Publicado em 05/04/24 às 15:45

Enquanto a América do Norte se prepara para testemunhar um eclipse solar total na próxima segunda-feira, 8 de abril, a única preocupação dos espectadores modernos é como proteger seus olhos durante o evento. No entanto, ao longo da história, os eclipses solares provocaram reações que variavam do medo ao sacrifício, refletindo as crenças e os mitos das civilizações antigas.

Medo e superstições antigas

Os registros mais antigos de observações de eclipses solares remontam a mais de 4.000 anos na China, onde eram vistos como prenúncios do destino dos imperadores. Nos círculos reais chineses, os eclipses frequentemente desencadeavam decisões extremas, como a execução de astrônomos da corte que falhavam em prever esses eventos celestes.

Para o povo comum na China antiga, os eclipses eram interpretados como o resultado de um dragão devorando o sol. Essa crença levava a rituais de tambores e ruídos altos, na esperança de afugentar a criatura mitológica e restaurar a luz do dia.

Os gregos antigos também tinham uma compreensão avançada dos eclipses, mas ainda assim temiam esses eventos como um sinal da ira dos deuses. Alguns governantes gregos, como Alexandre, o Grande, chegaram ao extremo de se esconder durante os eclipses na tentativa de evitar a punição divina.

Rituais e sacrifícios

Os antigos maias e astecas nas Américas tinham sistemas complexos de observação astronômica e eram capazes de prever eclipses com precisão. No entanto, eles interpretavam esses eventos de maneiras diferentes, mas igualmente assustadoras.

Os maias viam os eclipses como uma perturbação do sol, o que os levava a realizar rituais de derramamento de sangue para restaurar a ordem cósmica. Em contraste, os astecas acreditavam que o sol estava sendo devorado e entravam em pânico durante os eclipses. Os relatos descrevem cenas de histeria e até sacrifícios humanos, na esperança de evitar uma catástrofe iminente.

Na literatura e na cultura popular

Mesmo em tempos mais recentes, os eclipses solares continuaram a inspirar medo e fascínio. Em 7 de março de 1598, William Shakespeare testemunhou um eclipse solar total na Inglaterra, que possivelmente influenciou sua obra “Rei Lear”. Na peça, Shakespeare alude aos eclipses como presságios sinistros, refletindo a atitude generalizada de temor associada a esses eventos.

Como ocorre um eclipse solar total

Um eclipse solar total ocorre quando a lua passa diretamente entre a Terra e o sol, bloqueando completamente a luz solar e projetando uma sombra na superfície terrestre. Esse fenômeno raro acontece devido à coincidência quase perfeita dos tamanhos aparentes da lua e do sol quando vistos da Terra.

Durante um eclipse solar total, a lua cobre completamente o disco solar, mergulhando temporariamente a área abaixo dela na escuridão.
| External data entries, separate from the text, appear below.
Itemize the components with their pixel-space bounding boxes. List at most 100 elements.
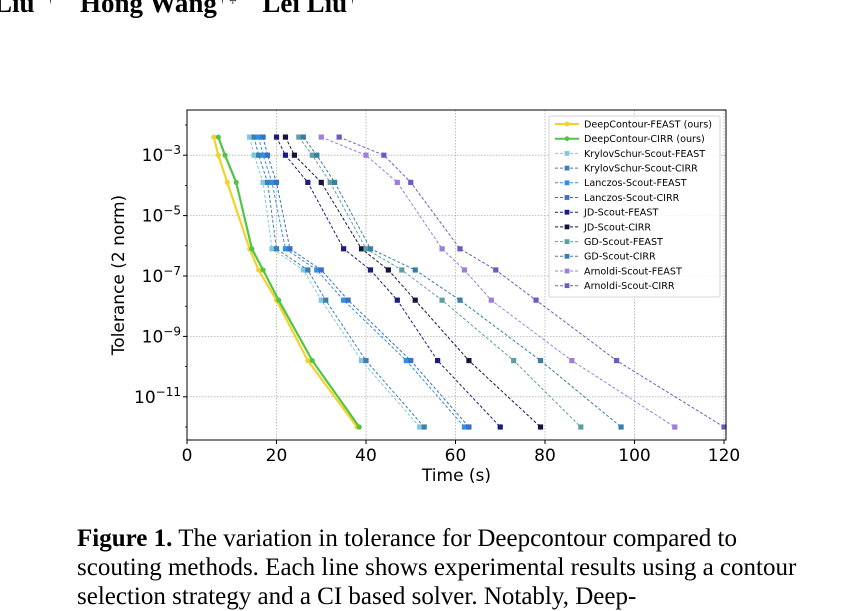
data-point: [358, 246, 365, 252]
data-point: [721, 424, 727, 430]
legend-label: JD-Scout-FEAST: [583, 208, 658, 219]
data-point: [256, 134, 262, 140]
data-point: [618, 424, 624, 430]
data-point: [260, 134, 266, 140]
data-point: [273, 134, 280, 140]
legend-label: Arnoldi-Scout-CIRR: [584, 281, 675, 292]
legend-swatch-marker: [564, 136, 570, 142]
data-point: [282, 246, 289, 252]
data-point: [305, 179, 311, 185]
data-point: [493, 267, 499, 273]
data-point: [394, 297, 400, 303]
data-point: [511, 357, 517, 364]
data-point: [488, 297, 494, 303]
chart-legend: DeepContour-FEAST (ours) DeepContour-CIRR…: [548, 115, 721, 298]
data-point: [282, 134, 289, 140]
author-marks: †: [349, 0, 356, 6]
data-point: [273, 246, 280, 252]
y-tick-label: 10−5: [142, 204, 181, 227]
data-point: [578, 424, 584, 430]
data-point: [269, 179, 275, 185]
data-point: [314, 152, 320, 158]
legend-swatch-marker: [564, 283, 570, 289]
series-krylovschur-scout-cirr: [251, 134, 427, 430]
legend-swatch-marker: [564, 224, 570, 230]
series-gd-scout-cirr: [300, 134, 624, 430]
x-tick-label: 100: [618, 446, 650, 466]
data-point: [363, 357, 369, 364]
data-point: [273, 179, 280, 185]
series-arnoldi-scout-feast: [318, 134, 678, 430]
series-line: [321, 136, 676, 428]
legend-label: KrylovSchur-Scout-CIRR: [584, 164, 698, 175]
data-point: [276, 297, 282, 303]
data-point: [314, 267, 320, 273]
legend-label: GD-Scout-FEAST: [584, 237, 663, 248]
series-jd-scout-cirr: [282, 134, 544, 430]
author-name: Lei Liu: [262, 0, 348, 18]
tolerance-chart: 0 20 40 60 80 100 120 10−3 10−5 10−7 10−9 10−11 Tim…: [109, 109, 740, 486]
data-point: [300, 134, 306, 140]
data-point: [439, 246, 445, 252]
data-point: [222, 152, 228, 158]
data-point: [305, 267, 311, 273]
series-line: [302, 136, 622, 428]
data-point: [332, 179, 338, 185]
data-point: [327, 179, 333, 185]
data-point: [291, 152, 297, 158]
data-point: [287, 246, 293, 252]
data-point: [305, 357, 311, 364]
data-point: [408, 357, 414, 364]
data-point: [533, 297, 539, 303]
chart-series: [211, 134, 727, 430]
series-lanczos-scout-feast: [256, 134, 468, 430]
x-tick-label: 0: [182, 446, 193, 466]
data-point: [260, 152, 266, 158]
legend-swatch-marker: [564, 239, 570, 244]
data-point: [224, 179, 230, 185]
data-point: [318, 179, 324, 185]
legend-swatch-marker: [564, 209, 570, 215]
data-point: [336, 134, 342, 140]
x-tick-label: 60: [445, 446, 467, 466]
data-point: [300, 267, 306, 273]
legend-swatch-marker: [564, 253, 570, 259]
data-point: [215, 134, 221, 140]
data-point: [435, 357, 441, 364]
author-name: Liu: [0, 0, 35, 18]
data-point: [399, 267, 405, 273]
legend-swatch-marker: [564, 121, 570, 127]
data-point: [614, 357, 620, 364]
x-tick-label: 80: [534, 446, 556, 466]
data-point: [260, 267, 266, 273]
series-line: [298, 136, 582, 428]
data-point: [282, 152, 289, 158]
data-point: [309, 357, 315, 364]
legend-swatch-marker: [564, 165, 570, 171]
data-point: [363, 246, 369, 252]
caption-text: The variation in tolerance for Deepconto…: [77, 525, 797, 610]
data-point: [537, 424, 544, 430]
legend-label: Lanczos-Scout-FEAST: [584, 178, 687, 189]
legend-label: DeepContour-FEAST (ours): [584, 119, 712, 130]
data-point: [367, 246, 374, 252]
legend-swatch-marker: [564, 268, 570, 274]
series-arnoldi-scout-cirr: [336, 134, 727, 430]
x-tick-label: 20: [266, 446, 288, 466]
series-line: [284, 136, 541, 428]
data-point: [247, 134, 253, 140]
data-point: [497, 424, 503, 430]
legend-label: Lanczos-Scout-CIRR: [584, 193, 680, 204]
author-name: Hong Wang: [80, 0, 217, 18]
data-point: [439, 297, 445, 303]
data-point: [318, 267, 324, 273]
data-point: [569, 357, 575, 364]
legend-swatch-marker: [564, 180, 570, 186]
data-point: [249, 246, 255, 252]
series-line: [338, 136, 725, 428]
data-point: [457, 246, 463, 252]
data-point: [466, 424, 472, 430]
legend-label: KrylovSchur-Scout-FEAST: [584, 149, 705, 160]
data-point: [256, 152, 262, 158]
chart-ticks: 0 20 40 60 80 100 120 10−3 10−5 10−7 10−9 10−11: [134, 124, 740, 466]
Esse evento fascinante pode ser observado apenas em uma faixa estreita da superfície terrestre e dura apenas alguns minutos.

Reprodução artística de como será o eclipse solar de 8 de abril de 2024, quando a Lua irá bloquear completamente a luz do Sol / Imagem: Reprodução

Enquanto o eclipse solar total oferece um espetáculo celestial impressionante para os observadores, é importante lembrar que olhar diretamente para o sol sem proteção adequada pode causar danos permanentes à visão. É essencial usar óculos de proteção solar certificados ou dispositivos de projeção seguros para observar o eclipse com segurança.